The scent of steeping tea wafted through the monastery, swirling through the pale pink leaves while Miko danced around through the halls, setting plates of steaming food down before the stone figures of the Kami. While the rest of Norowarejima felt tense and off, as though left in the wake of some horrible past, the monastery was, with certainty, holy, a sense of reverence filling even the most unfeeling of visitors.
All, even banished spirits, are surely sad to leave.

You have been tasked to write an in-lore influential character in the history of Norowarejima. Who and what would you create? Provide some insight on the character!:
(e.g., A previous Journalist from 30 years ago named Nagasaki Itto).
Sandals clapped against the dull, sinking wood of a desolate classroom, passing by tables all lined up in a perfect, unchanging symmetry. The instructor, Lady Mao Shio, drifted through the classroom, all silent save for the swaying of her kimono's edges and the scrape of her shoes dragged against the floorboards. The students in this classroom were far from scholars, not even high schoolers. They were but children, who wore tightly seamed kimonos and whose shoes were slid neatly into a rack at the front of the room. They were not in a vast school building, but the oppressive walls of the Shio Manor's guest room, where they were taught proper etiquette and their duties as children of nobility.

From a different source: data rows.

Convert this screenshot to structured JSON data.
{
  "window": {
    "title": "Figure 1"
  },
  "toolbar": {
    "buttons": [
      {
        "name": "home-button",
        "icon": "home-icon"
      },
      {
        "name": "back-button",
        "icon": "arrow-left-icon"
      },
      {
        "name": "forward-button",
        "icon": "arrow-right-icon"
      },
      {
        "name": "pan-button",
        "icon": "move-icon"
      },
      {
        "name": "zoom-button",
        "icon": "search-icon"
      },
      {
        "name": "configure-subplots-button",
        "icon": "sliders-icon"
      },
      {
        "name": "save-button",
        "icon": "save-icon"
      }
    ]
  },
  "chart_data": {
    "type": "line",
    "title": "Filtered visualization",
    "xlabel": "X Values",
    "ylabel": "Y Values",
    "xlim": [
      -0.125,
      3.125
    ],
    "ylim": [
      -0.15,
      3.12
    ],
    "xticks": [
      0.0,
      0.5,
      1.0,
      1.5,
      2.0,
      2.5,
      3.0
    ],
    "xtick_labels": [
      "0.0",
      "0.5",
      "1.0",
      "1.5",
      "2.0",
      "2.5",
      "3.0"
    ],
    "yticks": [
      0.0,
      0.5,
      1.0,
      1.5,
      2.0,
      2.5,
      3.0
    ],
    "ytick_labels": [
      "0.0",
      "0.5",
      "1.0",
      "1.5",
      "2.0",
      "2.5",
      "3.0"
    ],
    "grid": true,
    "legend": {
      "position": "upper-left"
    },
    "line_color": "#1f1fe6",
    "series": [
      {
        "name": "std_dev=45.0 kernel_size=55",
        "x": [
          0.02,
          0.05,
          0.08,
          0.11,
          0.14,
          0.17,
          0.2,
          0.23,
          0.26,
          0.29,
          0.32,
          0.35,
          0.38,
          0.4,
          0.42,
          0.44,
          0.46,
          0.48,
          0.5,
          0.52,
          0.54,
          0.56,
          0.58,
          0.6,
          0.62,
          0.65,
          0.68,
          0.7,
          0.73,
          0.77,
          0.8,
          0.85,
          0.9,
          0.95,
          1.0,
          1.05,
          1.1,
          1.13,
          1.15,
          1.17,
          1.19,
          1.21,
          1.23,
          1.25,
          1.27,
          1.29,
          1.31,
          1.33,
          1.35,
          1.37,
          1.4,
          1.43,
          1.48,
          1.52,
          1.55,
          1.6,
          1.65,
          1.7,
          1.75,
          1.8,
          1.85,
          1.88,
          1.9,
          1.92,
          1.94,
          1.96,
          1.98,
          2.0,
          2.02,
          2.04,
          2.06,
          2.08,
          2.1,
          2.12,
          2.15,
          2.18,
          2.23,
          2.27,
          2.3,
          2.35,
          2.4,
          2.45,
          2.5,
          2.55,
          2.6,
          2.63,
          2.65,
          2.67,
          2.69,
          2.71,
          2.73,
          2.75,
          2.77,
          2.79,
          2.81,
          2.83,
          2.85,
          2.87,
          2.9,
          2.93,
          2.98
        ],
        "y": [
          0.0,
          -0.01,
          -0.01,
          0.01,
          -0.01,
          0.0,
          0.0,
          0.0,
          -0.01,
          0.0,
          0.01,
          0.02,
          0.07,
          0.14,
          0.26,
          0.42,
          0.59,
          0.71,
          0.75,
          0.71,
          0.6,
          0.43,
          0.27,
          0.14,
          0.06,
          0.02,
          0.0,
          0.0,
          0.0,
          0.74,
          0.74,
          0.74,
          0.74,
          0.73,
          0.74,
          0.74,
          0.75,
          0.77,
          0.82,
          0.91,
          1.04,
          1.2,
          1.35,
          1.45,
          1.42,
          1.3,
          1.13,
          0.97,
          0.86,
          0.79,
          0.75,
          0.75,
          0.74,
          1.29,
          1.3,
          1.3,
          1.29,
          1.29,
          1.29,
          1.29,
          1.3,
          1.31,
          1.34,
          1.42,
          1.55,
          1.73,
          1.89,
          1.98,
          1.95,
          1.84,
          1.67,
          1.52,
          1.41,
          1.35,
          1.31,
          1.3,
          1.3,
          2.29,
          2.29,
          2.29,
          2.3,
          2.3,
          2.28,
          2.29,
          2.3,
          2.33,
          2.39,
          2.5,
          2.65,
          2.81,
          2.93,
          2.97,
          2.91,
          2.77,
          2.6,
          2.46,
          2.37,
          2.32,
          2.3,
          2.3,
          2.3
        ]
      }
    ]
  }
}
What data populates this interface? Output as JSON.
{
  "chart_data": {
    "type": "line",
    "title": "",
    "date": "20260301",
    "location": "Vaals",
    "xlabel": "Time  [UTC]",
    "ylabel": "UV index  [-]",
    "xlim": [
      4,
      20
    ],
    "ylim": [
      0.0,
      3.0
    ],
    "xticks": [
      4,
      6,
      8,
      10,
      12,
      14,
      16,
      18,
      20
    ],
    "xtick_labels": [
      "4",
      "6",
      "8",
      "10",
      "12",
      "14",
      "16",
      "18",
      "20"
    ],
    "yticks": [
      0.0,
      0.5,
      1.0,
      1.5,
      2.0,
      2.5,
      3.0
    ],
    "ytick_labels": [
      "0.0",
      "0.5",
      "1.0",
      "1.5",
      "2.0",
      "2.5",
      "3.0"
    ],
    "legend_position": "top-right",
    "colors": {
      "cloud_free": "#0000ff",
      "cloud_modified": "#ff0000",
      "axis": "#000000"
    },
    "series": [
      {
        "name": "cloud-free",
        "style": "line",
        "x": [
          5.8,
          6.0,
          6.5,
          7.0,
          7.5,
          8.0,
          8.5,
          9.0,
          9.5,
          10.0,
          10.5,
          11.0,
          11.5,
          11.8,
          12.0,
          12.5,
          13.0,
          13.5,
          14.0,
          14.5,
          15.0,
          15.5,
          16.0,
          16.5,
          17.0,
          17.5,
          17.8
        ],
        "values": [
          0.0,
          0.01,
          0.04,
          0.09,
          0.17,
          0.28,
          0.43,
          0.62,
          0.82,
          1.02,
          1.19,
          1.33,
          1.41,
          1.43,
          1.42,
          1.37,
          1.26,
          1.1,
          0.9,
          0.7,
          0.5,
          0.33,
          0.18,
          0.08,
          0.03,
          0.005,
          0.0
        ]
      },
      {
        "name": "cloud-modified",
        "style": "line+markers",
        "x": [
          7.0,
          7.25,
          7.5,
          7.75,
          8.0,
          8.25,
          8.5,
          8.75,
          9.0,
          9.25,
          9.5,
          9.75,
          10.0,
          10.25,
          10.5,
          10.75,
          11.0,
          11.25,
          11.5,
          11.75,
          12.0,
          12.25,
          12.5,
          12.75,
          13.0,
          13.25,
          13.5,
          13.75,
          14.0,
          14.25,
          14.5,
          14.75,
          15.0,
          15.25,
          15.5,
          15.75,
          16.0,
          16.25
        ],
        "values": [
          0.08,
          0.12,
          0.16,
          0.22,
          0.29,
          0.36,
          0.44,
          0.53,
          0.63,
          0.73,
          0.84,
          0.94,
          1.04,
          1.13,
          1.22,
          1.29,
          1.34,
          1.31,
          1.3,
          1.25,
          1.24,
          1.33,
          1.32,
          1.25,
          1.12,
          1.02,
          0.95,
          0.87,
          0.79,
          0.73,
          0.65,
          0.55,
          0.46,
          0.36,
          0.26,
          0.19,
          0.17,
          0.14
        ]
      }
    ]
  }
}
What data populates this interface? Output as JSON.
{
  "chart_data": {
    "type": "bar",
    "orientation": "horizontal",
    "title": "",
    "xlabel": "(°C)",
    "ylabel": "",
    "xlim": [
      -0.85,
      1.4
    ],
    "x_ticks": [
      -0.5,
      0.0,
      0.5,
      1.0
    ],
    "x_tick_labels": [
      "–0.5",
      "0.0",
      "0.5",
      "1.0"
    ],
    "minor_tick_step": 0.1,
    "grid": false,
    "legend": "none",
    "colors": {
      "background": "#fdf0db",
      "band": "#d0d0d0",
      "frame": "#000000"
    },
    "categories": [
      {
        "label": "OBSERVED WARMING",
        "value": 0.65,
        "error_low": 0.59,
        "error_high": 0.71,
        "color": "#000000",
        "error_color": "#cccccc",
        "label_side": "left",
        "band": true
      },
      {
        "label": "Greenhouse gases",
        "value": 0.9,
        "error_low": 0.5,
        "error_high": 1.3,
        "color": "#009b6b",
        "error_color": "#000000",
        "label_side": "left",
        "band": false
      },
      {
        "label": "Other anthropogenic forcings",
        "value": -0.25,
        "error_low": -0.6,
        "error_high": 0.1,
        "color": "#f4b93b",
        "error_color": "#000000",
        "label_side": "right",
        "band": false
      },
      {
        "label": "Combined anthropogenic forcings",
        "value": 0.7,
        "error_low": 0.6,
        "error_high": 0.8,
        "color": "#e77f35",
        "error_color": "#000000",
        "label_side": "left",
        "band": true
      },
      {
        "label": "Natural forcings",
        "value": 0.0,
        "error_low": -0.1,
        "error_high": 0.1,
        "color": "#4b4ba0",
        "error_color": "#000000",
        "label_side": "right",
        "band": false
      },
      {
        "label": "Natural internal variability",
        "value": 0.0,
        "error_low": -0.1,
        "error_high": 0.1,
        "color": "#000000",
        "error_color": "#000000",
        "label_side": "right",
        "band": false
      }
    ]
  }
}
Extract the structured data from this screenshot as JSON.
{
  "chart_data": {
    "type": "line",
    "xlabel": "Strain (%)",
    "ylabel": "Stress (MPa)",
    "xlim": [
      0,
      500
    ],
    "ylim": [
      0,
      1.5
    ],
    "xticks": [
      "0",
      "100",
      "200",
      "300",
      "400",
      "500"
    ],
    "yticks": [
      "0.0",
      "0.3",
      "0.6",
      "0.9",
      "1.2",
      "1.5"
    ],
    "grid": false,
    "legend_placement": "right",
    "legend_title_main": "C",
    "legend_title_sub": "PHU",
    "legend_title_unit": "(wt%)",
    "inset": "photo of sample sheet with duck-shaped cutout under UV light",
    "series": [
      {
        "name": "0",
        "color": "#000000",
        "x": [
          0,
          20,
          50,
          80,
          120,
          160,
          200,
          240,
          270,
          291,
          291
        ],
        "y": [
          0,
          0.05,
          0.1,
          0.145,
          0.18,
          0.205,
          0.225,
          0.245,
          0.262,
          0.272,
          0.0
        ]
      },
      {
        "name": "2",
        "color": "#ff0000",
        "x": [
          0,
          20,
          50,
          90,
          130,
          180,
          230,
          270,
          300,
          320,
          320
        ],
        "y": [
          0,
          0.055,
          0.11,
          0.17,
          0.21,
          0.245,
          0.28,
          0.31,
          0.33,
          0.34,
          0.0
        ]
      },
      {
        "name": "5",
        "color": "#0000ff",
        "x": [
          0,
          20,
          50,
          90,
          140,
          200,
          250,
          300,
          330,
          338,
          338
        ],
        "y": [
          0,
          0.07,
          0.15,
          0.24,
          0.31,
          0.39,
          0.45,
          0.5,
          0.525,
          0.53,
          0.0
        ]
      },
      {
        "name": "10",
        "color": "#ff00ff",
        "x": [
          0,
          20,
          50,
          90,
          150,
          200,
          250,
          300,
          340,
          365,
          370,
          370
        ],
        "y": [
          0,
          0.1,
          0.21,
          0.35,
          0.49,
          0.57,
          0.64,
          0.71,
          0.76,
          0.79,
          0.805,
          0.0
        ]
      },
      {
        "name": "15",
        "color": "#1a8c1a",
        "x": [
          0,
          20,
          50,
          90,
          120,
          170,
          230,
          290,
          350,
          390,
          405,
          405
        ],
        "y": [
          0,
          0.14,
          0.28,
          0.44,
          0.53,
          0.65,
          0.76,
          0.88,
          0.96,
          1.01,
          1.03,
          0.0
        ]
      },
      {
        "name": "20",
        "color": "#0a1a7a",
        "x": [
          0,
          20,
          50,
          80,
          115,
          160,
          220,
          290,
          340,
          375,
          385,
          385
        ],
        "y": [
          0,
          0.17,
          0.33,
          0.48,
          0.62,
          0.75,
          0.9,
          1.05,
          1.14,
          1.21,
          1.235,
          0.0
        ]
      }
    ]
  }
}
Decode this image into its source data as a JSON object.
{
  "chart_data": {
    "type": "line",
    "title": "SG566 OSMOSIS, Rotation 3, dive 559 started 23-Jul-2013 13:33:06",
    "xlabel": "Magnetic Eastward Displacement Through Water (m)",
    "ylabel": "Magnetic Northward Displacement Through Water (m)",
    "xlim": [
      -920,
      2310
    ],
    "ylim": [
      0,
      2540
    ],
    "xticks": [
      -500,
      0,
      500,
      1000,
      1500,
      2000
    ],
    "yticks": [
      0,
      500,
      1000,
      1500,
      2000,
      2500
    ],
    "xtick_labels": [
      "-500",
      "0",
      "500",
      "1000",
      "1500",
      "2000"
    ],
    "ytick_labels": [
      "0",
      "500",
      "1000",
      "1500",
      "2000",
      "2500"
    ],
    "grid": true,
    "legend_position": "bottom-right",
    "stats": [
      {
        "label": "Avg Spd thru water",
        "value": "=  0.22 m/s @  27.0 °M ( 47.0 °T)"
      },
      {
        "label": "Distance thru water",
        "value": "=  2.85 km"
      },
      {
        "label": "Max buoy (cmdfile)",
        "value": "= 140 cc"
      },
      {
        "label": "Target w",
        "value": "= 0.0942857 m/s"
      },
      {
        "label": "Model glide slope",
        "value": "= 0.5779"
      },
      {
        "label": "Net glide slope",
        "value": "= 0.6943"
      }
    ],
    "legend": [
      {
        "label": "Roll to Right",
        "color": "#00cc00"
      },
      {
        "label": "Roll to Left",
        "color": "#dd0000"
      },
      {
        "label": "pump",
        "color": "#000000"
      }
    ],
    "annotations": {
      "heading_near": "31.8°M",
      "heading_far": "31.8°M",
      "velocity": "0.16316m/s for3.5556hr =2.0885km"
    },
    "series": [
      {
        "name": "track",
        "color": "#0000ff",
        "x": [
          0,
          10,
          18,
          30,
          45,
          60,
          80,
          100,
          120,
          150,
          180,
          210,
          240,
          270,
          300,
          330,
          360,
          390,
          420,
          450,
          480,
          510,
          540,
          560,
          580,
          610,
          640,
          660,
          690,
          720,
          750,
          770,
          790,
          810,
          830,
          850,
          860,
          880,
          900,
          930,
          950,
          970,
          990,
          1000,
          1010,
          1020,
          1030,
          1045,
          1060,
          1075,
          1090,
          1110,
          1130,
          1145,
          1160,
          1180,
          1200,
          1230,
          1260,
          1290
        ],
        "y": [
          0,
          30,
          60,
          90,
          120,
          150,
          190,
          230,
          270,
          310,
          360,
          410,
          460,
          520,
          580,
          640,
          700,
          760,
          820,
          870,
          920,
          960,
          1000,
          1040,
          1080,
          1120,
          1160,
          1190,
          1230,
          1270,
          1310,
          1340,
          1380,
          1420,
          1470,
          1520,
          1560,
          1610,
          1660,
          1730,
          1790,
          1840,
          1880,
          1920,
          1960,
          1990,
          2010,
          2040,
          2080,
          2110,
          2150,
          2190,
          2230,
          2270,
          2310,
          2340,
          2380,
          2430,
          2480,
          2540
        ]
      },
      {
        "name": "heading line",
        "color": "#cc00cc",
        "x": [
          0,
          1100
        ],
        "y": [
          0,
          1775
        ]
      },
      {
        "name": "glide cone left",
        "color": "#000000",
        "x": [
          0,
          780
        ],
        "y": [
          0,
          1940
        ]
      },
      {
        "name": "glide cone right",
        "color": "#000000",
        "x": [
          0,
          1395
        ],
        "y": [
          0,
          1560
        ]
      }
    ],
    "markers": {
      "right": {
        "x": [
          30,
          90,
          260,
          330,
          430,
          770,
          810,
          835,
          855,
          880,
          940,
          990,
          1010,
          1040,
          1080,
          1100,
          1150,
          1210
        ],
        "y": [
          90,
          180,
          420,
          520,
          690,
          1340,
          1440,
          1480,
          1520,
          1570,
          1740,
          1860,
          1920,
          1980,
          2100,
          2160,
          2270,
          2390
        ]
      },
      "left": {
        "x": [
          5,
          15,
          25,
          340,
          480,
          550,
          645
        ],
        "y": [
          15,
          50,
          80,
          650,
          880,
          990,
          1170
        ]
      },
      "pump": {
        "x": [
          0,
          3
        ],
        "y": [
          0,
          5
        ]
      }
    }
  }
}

In the summer of 1897, Lady Shio, after an unsavoury dinner with one of the island's many wealthy clans, offered Norowarejima's rich her petty rebuke, a prestigious class of the 'noble arts'. With the families courteously accepting, Mao tore down the guest bedroom's extravagant tapestries and replaced them with schoolroom chairs and tables. And from then, the children would be tyrannically trained in proper eating, greeting, and Shinto ceremonies. She was consistently regarded as a 'most informative yet draconic' lecturer.
Students who acted out would be punished severely, often sequestered to an empty, cramped room for the duration of the school day or sent to the abandoned, dust caked wings of the old manor.
As demand for Shio's knowledge became widespread throughout not only nobility, but peasants who wished to climb the ladder of wealth, she expanded her small lectures into a small school, the Shio Academy. The academy finished its construction in 1901, now bustling with students from across the island seeking instruction in core subjects and in the noble discipline Mao had originally taught. With more enrollment came the need for more teachers, and so Mao hired three teachers to lecture for each subject.
By 1903, the need for further administration led Lady Shio to take the formal title of headmistress and hire subordinates to manage different factors of the academy, which slowly morphed over the next decade into a true school, with a board of leadership and even official extracurriculars for students. Headmistress Shio continued on in her role for the next decades to see the Shio Academy morph into something much larger, the Norowarejima High School. In 1936, at the age of seventy-nine, the headmistress had still not tendered her resignation, and was eventually forced into retirement by increasing issues with her old age (to her resentment), living out her last few years in the Shio summer home, on the island's coast.
Additional Notes:
Thank you for reading! I had a lot of fun with this application (especially The Seamstress).